Beside him, Inspector Beauvoir had his notebook and pen out.
Clara sat back in the deep wooden chair and held on to the wide warm armrests, as though bracing herself. But instead of hurtling forward, she was plunging backward.
Back through the decades, out the door of their home and out of Three Pines. Back to Montréal. Into art college, into the classes, into the student shows. Clara Morrow slammed backward out of college and into high school, then elementary school. And nursery school.
Before skidding to a stop in front of the little girl with the shining red hair next door.
Lillian Dyson.
“Lillian was my best friend growing up,” said Clara. “She lived next door and was two months older than me. We were inseparable. But were opposites, really. She grew fast and tall and I didn’t. She was smart, clever in school. I kinda plodded along. I was good at some things, but sort of froze up in the classroom. I got nervous. Kids started picking on me early, but Lillian always protected me. Nobody messed with Lillian. She was a tough kid.”
Clara smiled at the memory of Lillian, her orange hair gleaming, staring down a bunch of girls who were being mean to Clara. Daring them. Clara standing behind her. Longing to stand beside her friend, but not having the courage. Not yet.
Lillian, the precious only child.
The precious friend.
Lillian the pretty one, Clara the character.

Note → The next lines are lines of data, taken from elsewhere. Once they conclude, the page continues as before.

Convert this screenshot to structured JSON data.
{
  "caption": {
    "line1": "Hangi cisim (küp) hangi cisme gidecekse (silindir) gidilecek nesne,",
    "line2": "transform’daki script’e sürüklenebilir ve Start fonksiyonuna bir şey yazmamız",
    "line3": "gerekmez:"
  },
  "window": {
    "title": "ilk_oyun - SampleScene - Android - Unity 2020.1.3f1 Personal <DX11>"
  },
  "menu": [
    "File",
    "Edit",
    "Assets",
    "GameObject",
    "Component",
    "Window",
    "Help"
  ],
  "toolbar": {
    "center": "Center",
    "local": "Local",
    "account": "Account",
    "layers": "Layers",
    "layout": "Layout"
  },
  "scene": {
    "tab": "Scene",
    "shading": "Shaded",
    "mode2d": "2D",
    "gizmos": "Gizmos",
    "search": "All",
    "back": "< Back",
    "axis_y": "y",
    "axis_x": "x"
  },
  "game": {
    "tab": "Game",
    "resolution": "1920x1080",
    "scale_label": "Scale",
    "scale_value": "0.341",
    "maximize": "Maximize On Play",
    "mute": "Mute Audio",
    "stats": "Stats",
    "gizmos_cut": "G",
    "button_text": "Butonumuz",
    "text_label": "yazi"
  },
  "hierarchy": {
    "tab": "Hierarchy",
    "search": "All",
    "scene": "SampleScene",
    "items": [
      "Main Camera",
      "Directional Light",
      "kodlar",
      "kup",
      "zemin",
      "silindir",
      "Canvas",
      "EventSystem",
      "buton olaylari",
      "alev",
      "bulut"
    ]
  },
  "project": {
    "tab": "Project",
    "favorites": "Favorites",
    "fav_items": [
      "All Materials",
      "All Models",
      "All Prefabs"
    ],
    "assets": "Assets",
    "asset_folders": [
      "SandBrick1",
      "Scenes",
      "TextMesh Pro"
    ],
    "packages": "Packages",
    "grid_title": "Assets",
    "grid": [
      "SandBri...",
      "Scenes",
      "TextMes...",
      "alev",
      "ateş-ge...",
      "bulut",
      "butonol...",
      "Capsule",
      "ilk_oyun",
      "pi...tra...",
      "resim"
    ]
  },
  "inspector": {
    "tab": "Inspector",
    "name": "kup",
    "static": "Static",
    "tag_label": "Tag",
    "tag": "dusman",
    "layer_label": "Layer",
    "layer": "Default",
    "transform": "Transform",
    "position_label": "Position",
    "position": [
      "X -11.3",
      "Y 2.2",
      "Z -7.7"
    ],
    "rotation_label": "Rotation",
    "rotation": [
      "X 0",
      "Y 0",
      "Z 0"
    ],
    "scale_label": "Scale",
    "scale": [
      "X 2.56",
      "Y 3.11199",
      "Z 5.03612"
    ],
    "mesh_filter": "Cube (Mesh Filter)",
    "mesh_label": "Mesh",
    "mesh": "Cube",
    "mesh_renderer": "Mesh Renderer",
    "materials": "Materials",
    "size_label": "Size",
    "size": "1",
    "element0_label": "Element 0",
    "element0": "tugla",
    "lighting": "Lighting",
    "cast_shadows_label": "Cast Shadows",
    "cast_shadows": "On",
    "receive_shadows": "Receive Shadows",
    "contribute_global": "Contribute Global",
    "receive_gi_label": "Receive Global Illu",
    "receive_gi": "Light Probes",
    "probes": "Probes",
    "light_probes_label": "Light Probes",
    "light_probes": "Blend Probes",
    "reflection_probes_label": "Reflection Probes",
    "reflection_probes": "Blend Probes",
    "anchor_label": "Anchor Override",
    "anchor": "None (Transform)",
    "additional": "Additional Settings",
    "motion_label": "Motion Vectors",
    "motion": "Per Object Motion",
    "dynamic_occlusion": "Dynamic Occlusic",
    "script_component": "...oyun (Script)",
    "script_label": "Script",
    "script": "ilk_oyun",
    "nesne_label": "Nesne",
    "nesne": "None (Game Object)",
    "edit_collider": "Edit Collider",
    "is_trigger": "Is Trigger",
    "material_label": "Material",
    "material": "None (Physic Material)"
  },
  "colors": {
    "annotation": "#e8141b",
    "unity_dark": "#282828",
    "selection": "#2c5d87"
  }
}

They were closer than sisters. Kindred spirits, they told each other in flowery notes they wrote back and forth. Friends forever. They made up codes and secret languages. They’d pricked their fingers and solemnly smeared their blood together. There, they’d declared. Sisters.
They loved the same boys from TV shows and kissed posters and cried when the Bay City Rollers broke up and
All this she told Gamache and Beauvoir.
“What happened?” the Chief asked quietly.
“How do you know anything happened?”
“Because you didn’t recognize her.”
Clara shook her head. What happened? How to explain it.
“Lillian was my best friend,” Clara repeated, as though needing to hear it again herself. “She saved my childhood. It would’ve been miserable without her. I still don’t know why she chose me as a friend. She could’ve had anyone. Everyone wanted to be Lillian’s friend. At least, at first.”
The men waited. The midday sun beat down on them, making it increasingly uncomfortable. But still they waited.
“But there was a price for being Lillian’s friend,” said Clara at last. “It was a wonderful world she created. Fun and safe. But she always had to be right, and she always had to be first. That was the price. It seemed fair at first. She set the rules and I followed. I was pretty pathetic anyway, so it was never an issue. It never seemed to matter.”
Clara took a deep breath. And exhaled.
“And then, it did seem to matter. In high school things began to change. I didn’t see it at first, but I’d call Lillian on Saturday night to see if she’d like to go out, to a movie or something, and she’d say she’d get back to me, but didn’t. I’d call again, to find she’d gone out.”